Monday, September 10, 2007

What's in a name

September 11th has become a somber day for me. It's the Kennedy assassination of my generation. I know precisely where I was when the details began to unfold - the confusion, then the chilling realization of what had happenned. Every year I feel a considerable loss, and I mourn not only for the people who died on that day, but also the loss of the banding together, as Americans, that happenned that day, that has since been extinguished by the misuse of 9/11 as a cover for a misguided war.
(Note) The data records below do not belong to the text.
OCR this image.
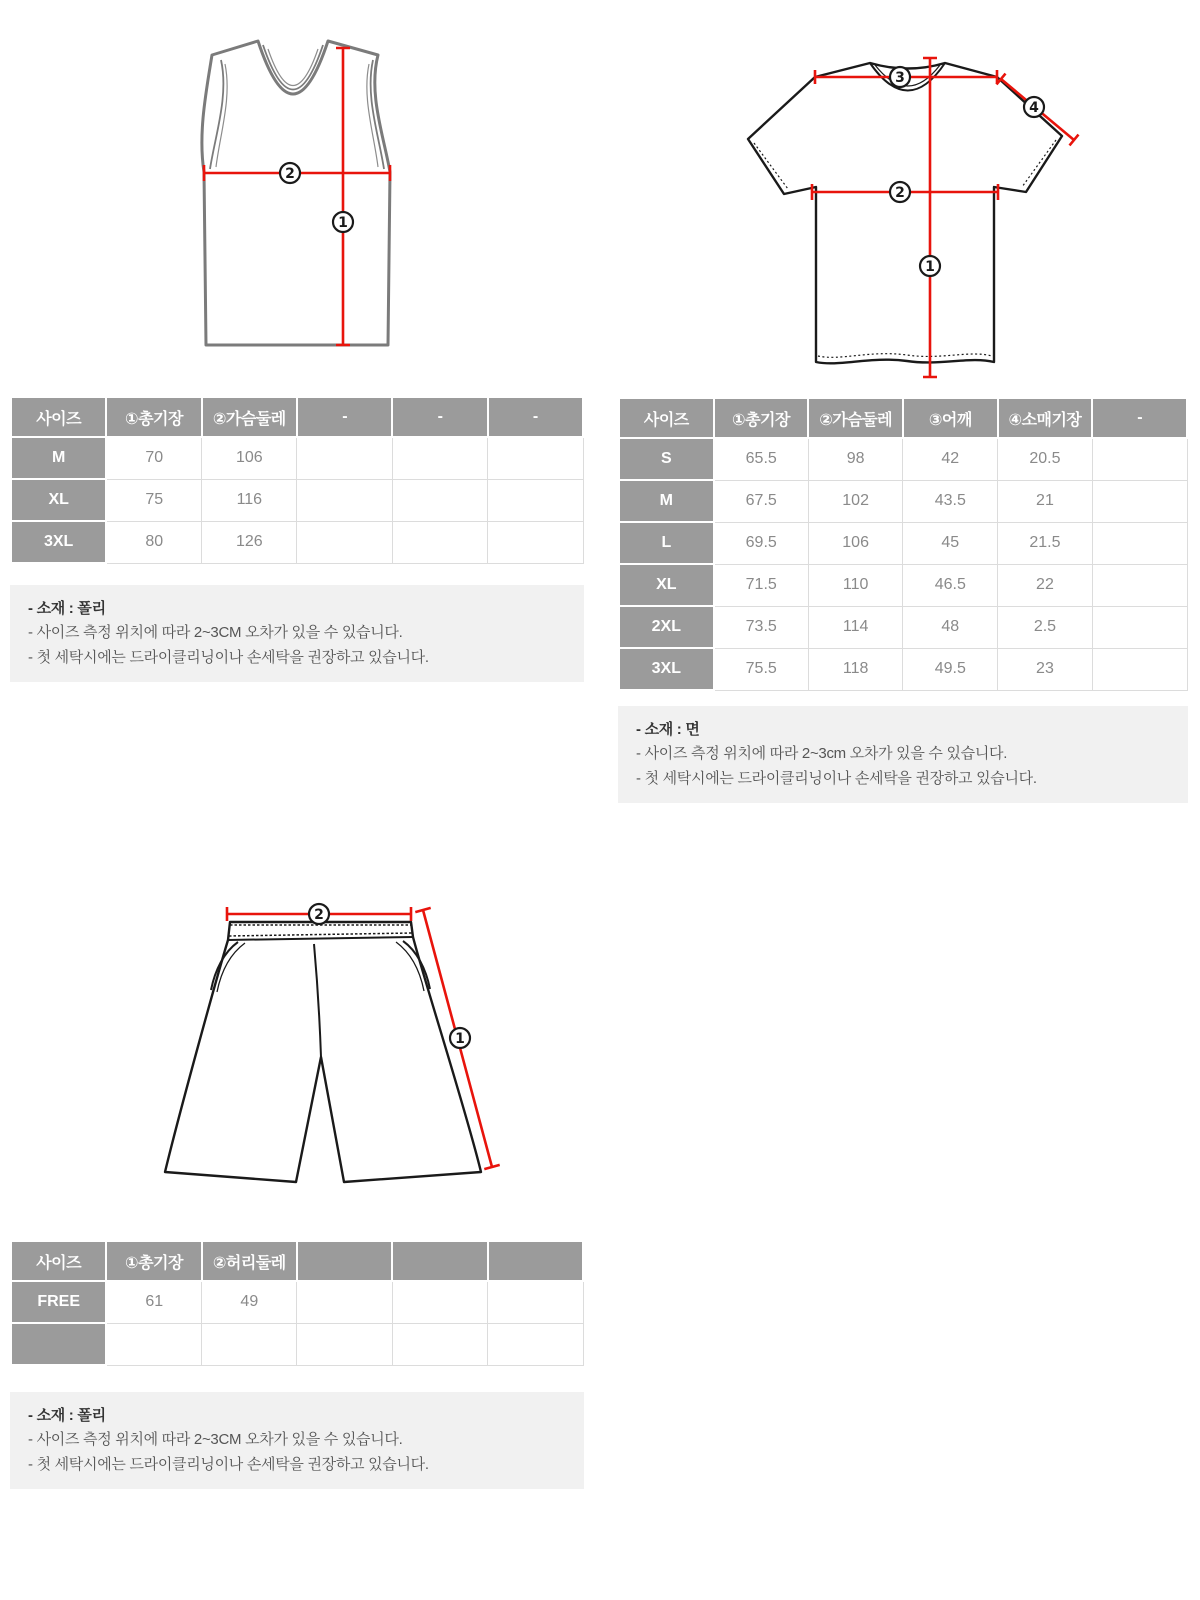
1
2
3
4
2
1
사이즈	①총기장	②가슴둘레	-	-	-
M	70	106			
XL	75	116			
3XL	80	126			
- 소재 : 폴리
- 사이즈 측정 위치에 따라 2~3CM 오차가 있을 수 있습니다.
- 첫 세탁시에는 드라이클리닝이나 손세탁을 권장하고 있습니다.
사이즈	①총기장	②가슴둘레	③어깨	④소매기장	-
S	65.5	98	42	20.5	
M	67.5	102	43.5	21	
L	69.5	106	45	21.5	
XL	71.5	110	46.5	22	
2XL	73.5	114	48	2.5	
3XL	75.5	118	49.5	23	
- 소재 : 면
- 사이즈 측정 위치에 따라 2~3cm 오차가 있을 수 있습니다.
- 첫 세탁시에는 드라이클리닝이나 손세탁을 권장하고 있습니다.
2
1
사이즈	①총기장	②허리둘레			
FREE	61	49			

- 소재 : 폴리
- 사이즈 측정 위치에 따라 2~3CM 오차가 있을 수 있습니다.
- 첫 세탁시에는 드라이클리닝이나 손세탁을 권장하고 있습니다.
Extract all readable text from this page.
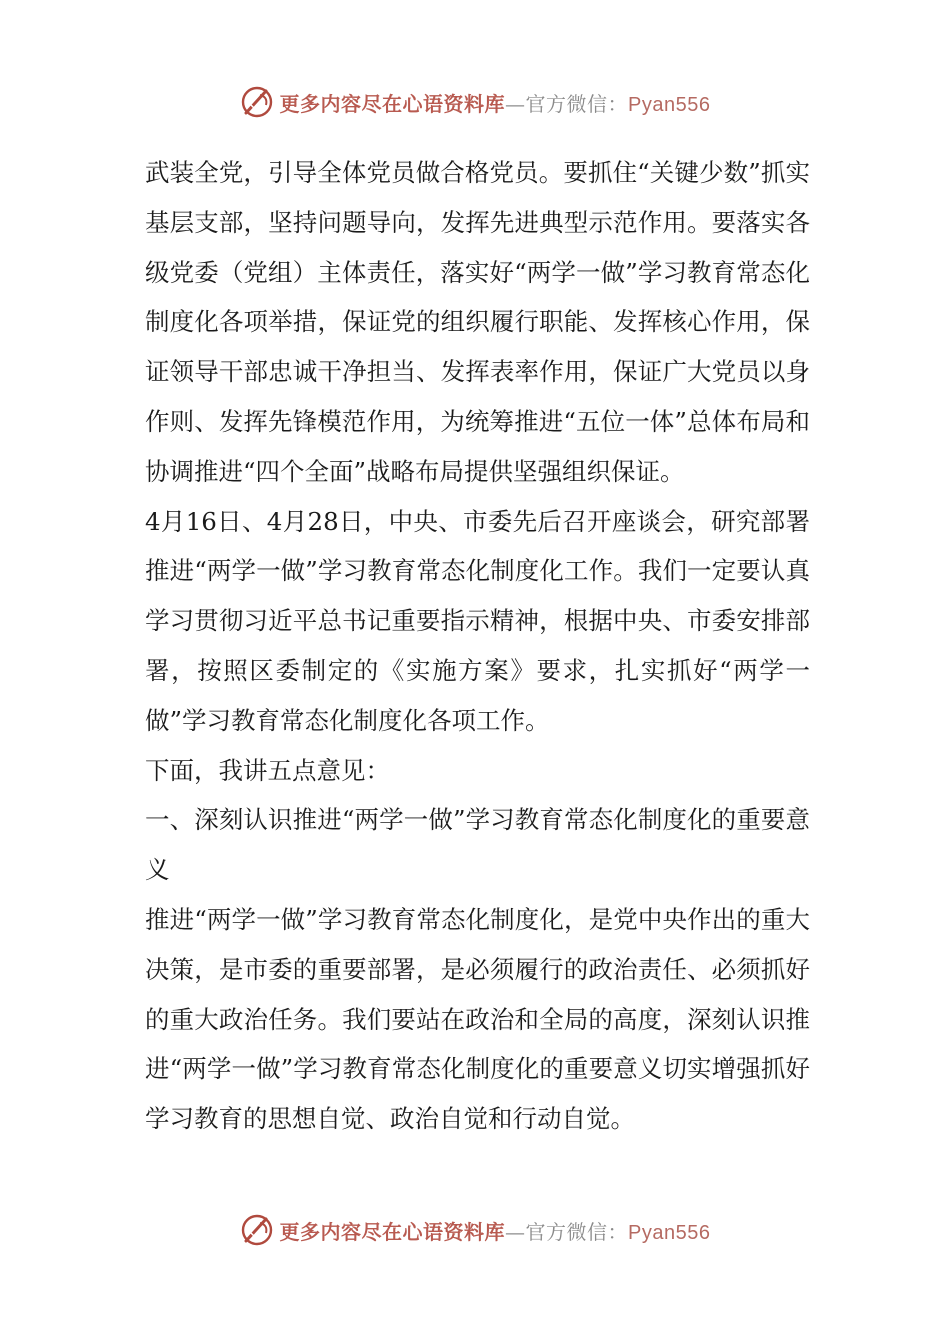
更多内容尽在心语资料库—官方微信：Pyan556

武装全党，引导全体党员做合格党员。要抓住“关键少数”抓实基层支部，坚持问题导向，发挥先进典型示范作用。要落实各级党委（党组）主体责任，落实好“两学一做”学习教育常态化制度化各项举措，保证党的组织履行职能、发挥核心作用，保证领导干部忠诚干净担当、发挥表率作用，保证广大党员以身作则、发挥先锋模范作用，为统筹推进“五位一体”总体布局和协调推进“四个全面”战略布局提供坚强组织保证。

4月16日、4月28日，中央、市委先后召开座谈会，研究部署推进“两学一做”学习教育常态化制度化工作。我们一定要认真学习贯彻习近平总书记重要指示精神，根据中央、市委安排部署，按照区委制定的《实施方案》要求，扎实抓好“两学一做”学习教育常态化制度化各项工作。

下面，我讲五点意见：

一、深刻认识推进“两学一做”学习教育常态化制度化的重要意义

推进“两学一做”学习教育常态化制度化，是党中央作出的重大决策，是市委的重要部署，是必须履行的政治责任、必须抓好的重大政治任务。我们要站在政治和全局的高度，深刻认识推进“两学一做”学习教育常态化制度化的重要意义切实增强抓好学习教育的思想自觉、政治自觉和行动自觉。

更多内容尽在心语资料库—官方微信：Pyan556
Did 9/11 affect our nation more than the Kennedy assassination? Will people 45 years hence know and commemorate the date of September 11th? I will admit I had to look up the Kennedy assissination on wikipedia to discover when it was (November 22, 1963). But, since September 11th is "September 11th" or "9/11" not the "Al Qaeda attacks on American soil" or even the "World Trade Center bombings," it seems difficult to think that the actual date will ever fall into neglect.
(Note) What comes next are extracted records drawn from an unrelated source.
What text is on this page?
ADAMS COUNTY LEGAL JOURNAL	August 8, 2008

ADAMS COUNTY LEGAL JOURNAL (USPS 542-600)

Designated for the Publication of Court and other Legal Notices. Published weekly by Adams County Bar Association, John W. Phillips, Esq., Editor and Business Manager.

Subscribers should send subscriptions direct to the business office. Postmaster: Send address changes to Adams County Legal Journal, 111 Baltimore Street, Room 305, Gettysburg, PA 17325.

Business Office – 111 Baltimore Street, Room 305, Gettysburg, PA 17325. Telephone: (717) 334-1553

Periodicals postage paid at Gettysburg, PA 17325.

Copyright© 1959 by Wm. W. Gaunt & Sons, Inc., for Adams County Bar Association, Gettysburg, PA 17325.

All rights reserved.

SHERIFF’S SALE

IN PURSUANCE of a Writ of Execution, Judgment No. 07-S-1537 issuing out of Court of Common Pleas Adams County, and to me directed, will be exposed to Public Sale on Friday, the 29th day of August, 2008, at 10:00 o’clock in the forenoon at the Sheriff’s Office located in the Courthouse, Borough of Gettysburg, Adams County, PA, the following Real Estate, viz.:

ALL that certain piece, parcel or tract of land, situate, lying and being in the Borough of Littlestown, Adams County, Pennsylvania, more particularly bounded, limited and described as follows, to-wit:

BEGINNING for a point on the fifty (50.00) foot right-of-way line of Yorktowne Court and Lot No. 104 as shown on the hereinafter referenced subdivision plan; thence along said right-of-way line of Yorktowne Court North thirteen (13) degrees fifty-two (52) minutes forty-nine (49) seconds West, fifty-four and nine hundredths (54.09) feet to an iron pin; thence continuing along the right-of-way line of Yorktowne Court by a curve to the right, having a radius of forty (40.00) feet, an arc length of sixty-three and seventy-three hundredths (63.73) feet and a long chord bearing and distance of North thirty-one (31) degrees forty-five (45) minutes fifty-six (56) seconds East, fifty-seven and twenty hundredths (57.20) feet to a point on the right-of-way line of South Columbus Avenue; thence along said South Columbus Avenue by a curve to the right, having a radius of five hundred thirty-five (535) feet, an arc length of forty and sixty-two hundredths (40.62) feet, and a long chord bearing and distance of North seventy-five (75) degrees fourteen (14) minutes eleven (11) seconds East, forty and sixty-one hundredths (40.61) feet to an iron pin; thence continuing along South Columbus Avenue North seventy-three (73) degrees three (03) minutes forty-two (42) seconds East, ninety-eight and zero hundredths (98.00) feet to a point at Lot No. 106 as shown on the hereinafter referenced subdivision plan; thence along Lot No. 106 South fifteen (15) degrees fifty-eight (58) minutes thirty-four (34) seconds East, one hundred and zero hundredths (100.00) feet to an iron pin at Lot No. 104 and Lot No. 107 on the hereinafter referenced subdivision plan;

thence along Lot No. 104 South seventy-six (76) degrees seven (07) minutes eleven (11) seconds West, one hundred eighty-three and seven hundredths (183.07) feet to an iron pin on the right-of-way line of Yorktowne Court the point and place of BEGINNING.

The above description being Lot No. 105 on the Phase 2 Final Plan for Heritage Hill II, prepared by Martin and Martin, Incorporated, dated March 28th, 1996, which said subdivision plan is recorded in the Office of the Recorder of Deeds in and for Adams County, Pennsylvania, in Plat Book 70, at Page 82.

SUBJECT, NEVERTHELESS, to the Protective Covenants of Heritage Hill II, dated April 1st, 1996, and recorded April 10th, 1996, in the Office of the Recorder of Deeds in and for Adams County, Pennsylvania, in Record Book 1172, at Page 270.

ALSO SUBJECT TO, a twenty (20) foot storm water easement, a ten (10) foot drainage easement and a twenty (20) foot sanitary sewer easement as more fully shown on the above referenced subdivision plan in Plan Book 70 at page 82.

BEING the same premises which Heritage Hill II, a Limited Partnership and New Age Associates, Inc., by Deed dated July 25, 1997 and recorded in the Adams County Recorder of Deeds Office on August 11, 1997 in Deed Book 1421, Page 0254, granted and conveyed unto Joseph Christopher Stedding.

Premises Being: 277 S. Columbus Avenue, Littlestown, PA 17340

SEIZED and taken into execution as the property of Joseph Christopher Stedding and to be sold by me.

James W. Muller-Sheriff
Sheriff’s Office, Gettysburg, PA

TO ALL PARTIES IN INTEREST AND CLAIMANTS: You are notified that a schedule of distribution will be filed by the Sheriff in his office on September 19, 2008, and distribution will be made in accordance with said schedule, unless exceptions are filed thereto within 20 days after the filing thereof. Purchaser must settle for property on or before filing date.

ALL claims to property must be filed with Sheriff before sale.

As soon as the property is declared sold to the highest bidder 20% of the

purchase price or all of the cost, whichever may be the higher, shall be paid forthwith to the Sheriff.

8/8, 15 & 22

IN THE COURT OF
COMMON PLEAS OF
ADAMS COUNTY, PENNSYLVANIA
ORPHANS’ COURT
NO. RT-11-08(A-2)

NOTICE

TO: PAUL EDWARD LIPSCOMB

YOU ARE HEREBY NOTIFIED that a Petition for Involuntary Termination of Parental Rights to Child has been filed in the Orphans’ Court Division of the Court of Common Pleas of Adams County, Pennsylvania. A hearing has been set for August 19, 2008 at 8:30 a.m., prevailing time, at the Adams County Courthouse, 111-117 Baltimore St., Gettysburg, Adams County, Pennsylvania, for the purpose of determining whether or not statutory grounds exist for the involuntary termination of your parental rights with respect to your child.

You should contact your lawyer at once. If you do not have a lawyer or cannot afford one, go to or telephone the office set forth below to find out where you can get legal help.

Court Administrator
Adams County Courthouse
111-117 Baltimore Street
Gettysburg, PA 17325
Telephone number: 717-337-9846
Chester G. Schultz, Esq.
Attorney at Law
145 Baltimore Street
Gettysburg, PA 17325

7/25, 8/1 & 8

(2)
The fact that the events and the date are so inextricably tied creates a disorienting sensation when abroad. It's September 11th here. But 6 years ago today, it was September 10th in New York, still bright and hopeful. Most Australians likely didn't hear the news until September 12th. I feel like I should be taking my moment of quiet contemplation today on the events 7 years ago and the reactions to them across since then. But, I feel alone in doing so. I could wait til tomorrow to review the slide shows of the memorial at ground zero. But that's still not my September 11th.
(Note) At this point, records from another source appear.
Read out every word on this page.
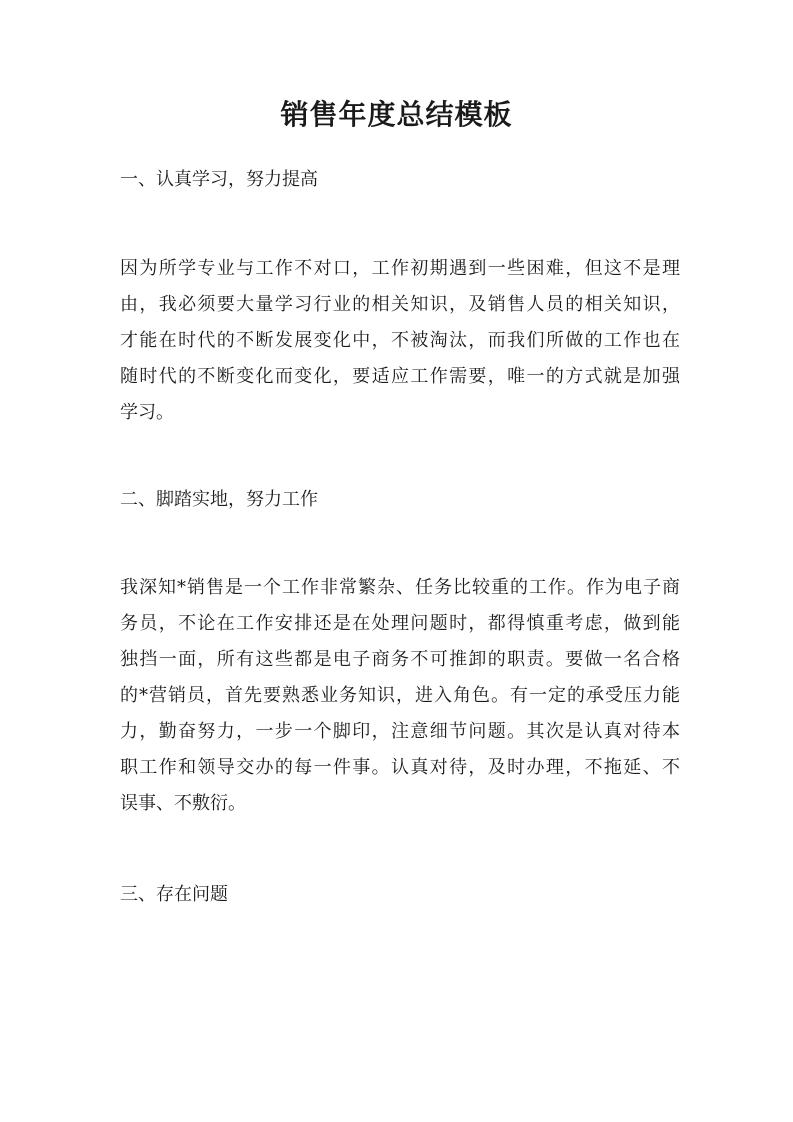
销售年度总结模板
一、认真学习，努力提高
因为所学专业与工作不对口，工作初期遇到一些困难，但这不是理
由，我必须要大量学习行业的相关知识，及销售人员的相关知识，
才能在时代的不断发展变化中，不被淘汰，而我们所做的工作也在
随时代的不断变化而变化，要适应工作需要，唯一的方式就是加强
学习。
二、脚踏实地，努力工作
我深知*销售是一个工作非常繁杂、任务比较重的工作。作为电子商
务员，不论在工作安排还是在处理问题时，都得慎重考虑，做到能
独挡一面，所有这些都是电子商务不可推卸的职责。要做一名合格
的*营销员，首先要熟悉业务知识，进入角色。有一定的承受压力能
力，勤奋努力，一步一个脚印，注意细节问题。其次是认真对待本
职工作和领导交办的每一件事。认真对待，及时办理，不拖延、不
误事、不敷衍。
三、存在问题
Perhaps though, mourning without the media's recounting of events, the excerpts from the blackboxes, the harrowing 911 transcripts, is the most healthy thing to do. Maybe it is part of the recovery process. I don't believe that a September 11th will pass in the next 100 years that will be devoid of some formal recognition of the date, but maybe it's time for Americans, or at least for me, to start to move on.